First off, I begin with an idea and a sketch. This one comes from a scene where the main character Delia is being lead into the Time Museum for the first time by her new friend Michiko. After noodling with their body positions for a while I come up with the composition sketch (right). Then it's time to do the drawing. for color illustrations I find it much easier in the long run to draw the characters sepperate from the backgrounds, that way I can manipulate them independently. On the left we have our duo.

And here they are inked. I use a Winsor & Newton sable brush and W&N Black Indian Ink. I generally like to ink right after my pencils, that's why I haven't gone to the backgrounds yet.

This is the inked background. I forgot to take a pic of the pencils but it was a little looser than the characters as is the inking. I try to make backgrounds more realistic so as to ground the relatively cartoony characters in their world. It's a technique used in comics and animation often.

I have now scanned both pieces into the computer and combined them in Photoshop where I will be doing all the coloring. As you can see I've changed the background line art to a dark brown as a way of visually pushing it back from the foreground characters. This is where drawing them separately comes in very handy. I'm also able to manipulate the sizes to how I want it. The floor and ceiling are also on separate layers.

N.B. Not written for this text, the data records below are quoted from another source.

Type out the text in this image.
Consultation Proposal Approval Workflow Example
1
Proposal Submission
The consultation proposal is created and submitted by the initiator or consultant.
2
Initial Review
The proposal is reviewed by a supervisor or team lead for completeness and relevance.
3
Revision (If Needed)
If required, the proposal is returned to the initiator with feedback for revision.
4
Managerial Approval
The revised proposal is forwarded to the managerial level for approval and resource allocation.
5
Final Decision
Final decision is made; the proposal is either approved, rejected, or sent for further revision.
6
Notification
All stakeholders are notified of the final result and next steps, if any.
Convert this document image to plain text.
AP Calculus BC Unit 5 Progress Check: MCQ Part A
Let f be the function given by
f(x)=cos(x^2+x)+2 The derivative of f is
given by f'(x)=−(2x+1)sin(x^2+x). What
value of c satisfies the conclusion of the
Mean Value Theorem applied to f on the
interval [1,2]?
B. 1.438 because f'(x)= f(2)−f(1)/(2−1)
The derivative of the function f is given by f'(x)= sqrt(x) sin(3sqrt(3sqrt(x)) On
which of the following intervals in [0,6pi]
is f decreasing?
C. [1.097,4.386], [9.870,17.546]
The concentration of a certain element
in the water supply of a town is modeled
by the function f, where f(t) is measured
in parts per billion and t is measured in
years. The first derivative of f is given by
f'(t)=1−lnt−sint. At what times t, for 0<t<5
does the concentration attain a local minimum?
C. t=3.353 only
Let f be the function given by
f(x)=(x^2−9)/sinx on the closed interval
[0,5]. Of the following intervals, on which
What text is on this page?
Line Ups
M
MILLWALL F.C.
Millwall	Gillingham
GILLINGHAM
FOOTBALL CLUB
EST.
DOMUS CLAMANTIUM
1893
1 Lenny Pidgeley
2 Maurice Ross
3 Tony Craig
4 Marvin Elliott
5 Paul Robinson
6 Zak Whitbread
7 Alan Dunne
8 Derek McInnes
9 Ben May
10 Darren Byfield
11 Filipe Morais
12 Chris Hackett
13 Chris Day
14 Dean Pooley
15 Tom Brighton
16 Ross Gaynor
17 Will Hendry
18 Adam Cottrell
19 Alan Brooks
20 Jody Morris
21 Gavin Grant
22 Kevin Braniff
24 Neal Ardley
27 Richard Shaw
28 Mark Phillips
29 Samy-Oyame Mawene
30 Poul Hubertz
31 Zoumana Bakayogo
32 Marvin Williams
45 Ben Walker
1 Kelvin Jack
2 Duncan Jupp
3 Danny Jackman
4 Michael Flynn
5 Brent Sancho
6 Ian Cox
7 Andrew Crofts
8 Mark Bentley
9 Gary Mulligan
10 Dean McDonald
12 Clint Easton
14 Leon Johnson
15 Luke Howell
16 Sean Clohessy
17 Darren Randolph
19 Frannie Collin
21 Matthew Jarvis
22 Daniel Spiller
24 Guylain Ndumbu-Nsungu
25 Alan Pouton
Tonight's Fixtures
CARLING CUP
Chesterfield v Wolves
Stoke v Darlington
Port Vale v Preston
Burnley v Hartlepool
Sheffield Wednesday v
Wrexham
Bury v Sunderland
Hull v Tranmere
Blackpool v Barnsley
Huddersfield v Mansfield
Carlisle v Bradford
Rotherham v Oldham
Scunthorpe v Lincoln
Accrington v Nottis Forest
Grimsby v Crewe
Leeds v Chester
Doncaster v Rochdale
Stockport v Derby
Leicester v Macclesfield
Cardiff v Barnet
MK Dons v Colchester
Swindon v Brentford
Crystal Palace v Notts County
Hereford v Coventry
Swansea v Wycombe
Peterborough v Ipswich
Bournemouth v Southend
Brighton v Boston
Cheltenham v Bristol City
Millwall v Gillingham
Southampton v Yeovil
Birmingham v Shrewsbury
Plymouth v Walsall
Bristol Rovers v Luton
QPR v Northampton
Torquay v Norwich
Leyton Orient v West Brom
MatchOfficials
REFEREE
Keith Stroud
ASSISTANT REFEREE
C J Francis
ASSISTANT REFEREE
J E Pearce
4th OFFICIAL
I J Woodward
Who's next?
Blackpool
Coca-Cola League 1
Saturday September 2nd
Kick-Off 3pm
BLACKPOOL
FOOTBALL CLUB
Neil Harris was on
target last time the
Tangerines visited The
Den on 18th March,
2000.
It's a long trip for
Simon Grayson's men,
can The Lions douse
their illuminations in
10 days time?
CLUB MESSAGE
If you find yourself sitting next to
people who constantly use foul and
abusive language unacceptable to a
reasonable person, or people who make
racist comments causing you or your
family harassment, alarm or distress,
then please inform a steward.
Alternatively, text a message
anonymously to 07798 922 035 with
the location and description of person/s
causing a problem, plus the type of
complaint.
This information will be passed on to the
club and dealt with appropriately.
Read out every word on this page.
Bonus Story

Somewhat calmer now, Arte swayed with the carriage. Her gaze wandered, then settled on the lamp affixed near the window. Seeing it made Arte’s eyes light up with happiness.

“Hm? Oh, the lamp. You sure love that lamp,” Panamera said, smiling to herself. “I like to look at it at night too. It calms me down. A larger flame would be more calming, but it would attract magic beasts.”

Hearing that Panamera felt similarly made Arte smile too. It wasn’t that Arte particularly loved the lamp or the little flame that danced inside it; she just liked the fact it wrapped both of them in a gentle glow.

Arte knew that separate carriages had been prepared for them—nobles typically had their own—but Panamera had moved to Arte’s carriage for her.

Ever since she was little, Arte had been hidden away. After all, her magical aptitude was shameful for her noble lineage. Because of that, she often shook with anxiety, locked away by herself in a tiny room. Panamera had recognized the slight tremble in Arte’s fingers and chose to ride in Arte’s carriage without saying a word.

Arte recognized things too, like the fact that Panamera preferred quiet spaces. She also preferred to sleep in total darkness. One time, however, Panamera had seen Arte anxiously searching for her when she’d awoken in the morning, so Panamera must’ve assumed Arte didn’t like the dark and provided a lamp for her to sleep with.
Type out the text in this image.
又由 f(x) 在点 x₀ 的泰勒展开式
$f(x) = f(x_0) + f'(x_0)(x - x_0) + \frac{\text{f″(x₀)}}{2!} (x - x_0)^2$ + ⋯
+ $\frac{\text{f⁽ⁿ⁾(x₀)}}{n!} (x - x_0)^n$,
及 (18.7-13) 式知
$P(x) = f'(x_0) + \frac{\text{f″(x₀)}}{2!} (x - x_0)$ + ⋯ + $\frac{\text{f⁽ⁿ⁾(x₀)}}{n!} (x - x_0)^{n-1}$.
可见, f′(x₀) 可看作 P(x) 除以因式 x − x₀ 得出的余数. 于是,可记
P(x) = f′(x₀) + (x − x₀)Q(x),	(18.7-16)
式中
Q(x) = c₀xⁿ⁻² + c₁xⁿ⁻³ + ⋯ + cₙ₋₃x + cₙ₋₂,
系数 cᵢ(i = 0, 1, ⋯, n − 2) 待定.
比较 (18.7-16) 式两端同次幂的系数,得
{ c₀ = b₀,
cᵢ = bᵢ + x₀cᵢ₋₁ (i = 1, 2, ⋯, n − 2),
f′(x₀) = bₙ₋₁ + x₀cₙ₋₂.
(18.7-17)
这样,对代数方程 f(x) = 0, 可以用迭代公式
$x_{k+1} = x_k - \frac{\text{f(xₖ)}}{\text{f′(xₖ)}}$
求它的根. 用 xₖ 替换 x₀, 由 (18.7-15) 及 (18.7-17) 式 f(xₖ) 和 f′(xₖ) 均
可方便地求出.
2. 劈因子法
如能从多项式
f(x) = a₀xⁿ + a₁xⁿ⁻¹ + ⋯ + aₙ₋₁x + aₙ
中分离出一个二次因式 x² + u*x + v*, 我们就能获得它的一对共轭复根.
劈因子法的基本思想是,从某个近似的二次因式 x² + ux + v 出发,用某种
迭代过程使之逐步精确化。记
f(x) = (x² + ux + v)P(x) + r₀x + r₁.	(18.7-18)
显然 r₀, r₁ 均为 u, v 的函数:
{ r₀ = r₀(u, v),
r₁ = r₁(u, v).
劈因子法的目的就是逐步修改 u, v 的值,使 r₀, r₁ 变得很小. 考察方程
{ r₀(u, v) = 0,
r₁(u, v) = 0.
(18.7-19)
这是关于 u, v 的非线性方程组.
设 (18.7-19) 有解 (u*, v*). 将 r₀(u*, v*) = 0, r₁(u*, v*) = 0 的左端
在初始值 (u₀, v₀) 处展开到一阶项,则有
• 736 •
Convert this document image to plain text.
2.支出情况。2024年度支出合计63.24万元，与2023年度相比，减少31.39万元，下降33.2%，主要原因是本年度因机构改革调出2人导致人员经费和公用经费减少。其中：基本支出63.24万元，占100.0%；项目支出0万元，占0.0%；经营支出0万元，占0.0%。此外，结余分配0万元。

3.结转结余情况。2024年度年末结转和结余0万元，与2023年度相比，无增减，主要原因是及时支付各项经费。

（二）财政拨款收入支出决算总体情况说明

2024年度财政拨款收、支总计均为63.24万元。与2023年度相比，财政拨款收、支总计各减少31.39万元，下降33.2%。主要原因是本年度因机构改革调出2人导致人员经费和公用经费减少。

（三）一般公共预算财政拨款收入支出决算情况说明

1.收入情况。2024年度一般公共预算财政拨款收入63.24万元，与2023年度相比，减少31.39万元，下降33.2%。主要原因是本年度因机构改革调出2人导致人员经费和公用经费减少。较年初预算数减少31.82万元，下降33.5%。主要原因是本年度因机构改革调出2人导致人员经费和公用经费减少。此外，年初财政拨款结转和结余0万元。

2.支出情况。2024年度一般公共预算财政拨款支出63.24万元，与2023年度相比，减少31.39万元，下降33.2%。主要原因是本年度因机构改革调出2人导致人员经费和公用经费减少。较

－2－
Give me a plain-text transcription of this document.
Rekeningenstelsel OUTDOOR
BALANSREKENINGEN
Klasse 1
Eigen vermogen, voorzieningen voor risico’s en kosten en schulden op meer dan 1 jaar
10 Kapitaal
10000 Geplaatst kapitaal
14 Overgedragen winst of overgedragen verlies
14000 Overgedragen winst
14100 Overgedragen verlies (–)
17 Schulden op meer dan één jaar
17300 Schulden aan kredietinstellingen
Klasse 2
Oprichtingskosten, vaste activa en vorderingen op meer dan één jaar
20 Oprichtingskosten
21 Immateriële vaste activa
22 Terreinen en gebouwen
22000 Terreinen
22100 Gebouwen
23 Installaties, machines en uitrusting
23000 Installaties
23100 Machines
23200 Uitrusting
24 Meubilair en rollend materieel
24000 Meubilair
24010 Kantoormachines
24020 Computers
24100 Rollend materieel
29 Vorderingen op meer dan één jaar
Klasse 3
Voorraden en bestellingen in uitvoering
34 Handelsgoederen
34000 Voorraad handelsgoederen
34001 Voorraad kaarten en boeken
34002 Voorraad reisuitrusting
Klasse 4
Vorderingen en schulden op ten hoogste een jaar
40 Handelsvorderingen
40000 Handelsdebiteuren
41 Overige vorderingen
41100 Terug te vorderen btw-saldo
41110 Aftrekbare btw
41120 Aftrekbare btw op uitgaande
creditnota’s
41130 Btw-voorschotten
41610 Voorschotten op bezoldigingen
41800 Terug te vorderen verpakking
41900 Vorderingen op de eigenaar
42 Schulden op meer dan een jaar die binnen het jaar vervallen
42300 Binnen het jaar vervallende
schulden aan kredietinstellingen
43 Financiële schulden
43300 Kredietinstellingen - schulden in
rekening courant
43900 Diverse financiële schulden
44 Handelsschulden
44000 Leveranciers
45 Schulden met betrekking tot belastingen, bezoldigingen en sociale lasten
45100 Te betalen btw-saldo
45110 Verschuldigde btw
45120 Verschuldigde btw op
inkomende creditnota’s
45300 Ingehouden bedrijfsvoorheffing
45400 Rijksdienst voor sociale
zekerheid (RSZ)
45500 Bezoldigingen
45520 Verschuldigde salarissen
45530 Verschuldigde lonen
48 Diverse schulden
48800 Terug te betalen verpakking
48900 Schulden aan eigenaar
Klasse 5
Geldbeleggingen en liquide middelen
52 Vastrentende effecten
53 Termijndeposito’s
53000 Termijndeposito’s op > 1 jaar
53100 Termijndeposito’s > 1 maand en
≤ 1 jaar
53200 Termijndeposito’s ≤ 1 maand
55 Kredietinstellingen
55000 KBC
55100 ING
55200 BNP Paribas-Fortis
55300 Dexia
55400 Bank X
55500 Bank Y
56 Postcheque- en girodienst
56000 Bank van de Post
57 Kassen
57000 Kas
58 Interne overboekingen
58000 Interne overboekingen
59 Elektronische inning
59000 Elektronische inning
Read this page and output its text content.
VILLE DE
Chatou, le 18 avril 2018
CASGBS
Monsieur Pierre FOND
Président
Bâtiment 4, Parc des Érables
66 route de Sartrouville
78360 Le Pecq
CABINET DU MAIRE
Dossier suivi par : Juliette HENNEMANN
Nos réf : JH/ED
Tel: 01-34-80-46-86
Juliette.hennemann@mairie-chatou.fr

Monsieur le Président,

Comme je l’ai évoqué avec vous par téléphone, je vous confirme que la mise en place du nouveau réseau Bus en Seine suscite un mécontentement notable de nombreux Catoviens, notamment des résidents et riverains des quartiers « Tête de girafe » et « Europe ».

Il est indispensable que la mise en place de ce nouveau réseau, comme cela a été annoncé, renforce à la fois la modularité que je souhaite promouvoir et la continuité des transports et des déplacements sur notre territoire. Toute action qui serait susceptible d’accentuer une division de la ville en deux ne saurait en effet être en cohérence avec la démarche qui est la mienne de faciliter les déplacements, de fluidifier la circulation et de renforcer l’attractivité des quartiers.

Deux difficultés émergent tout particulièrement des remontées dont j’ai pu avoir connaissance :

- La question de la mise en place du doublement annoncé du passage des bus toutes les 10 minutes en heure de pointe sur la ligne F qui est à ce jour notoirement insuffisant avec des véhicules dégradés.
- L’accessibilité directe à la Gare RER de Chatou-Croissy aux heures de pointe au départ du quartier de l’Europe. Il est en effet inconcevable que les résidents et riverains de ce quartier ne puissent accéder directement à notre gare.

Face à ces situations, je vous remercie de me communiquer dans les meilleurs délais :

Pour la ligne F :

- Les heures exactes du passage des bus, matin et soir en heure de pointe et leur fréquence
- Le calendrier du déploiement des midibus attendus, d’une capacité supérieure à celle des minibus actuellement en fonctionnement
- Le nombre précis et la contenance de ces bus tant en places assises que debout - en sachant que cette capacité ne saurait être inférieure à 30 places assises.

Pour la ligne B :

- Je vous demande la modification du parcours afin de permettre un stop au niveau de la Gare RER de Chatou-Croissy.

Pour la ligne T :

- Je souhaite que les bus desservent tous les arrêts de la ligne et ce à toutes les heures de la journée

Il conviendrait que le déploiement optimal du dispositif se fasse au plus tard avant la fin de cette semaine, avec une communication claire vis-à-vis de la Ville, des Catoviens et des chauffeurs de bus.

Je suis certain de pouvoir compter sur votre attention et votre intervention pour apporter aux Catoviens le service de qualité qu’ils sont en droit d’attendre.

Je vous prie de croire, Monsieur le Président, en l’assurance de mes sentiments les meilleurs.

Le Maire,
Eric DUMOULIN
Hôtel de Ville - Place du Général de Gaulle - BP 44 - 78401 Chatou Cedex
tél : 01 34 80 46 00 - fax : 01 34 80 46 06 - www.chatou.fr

Now that the pieces are together we start coloring beginning with the flat colors. It's pretty simple to do but it is the foundation that all the fancy rendering is based on.

Once the flats are down I then add the shadow layer. For speed I actually hand draw the shadows using tracing paper over the original art. I then scan it, line it up in Photoshop, then using the magic wand tool I make the shadow layer. I then rendered the characters color, adding highlights, darkening the shadows, and generally pumping up the colors.

Now comes the tedious part, rendering the background. It's tricky because I want to give it that solid, realistic foundation, but it can get muddy easily, so I'm trying to learn to have a lighter touch these days.

And now the finished product! Once the backgrounds were done, I did the floor, than added the atmospherics such as highlights, some textures, and some color tinting to unify everything. I also do lots more tweaking of the rendering and even the flat colors.

And that's that! I hope you found this interesting. Maybe I'll do more of this in the future.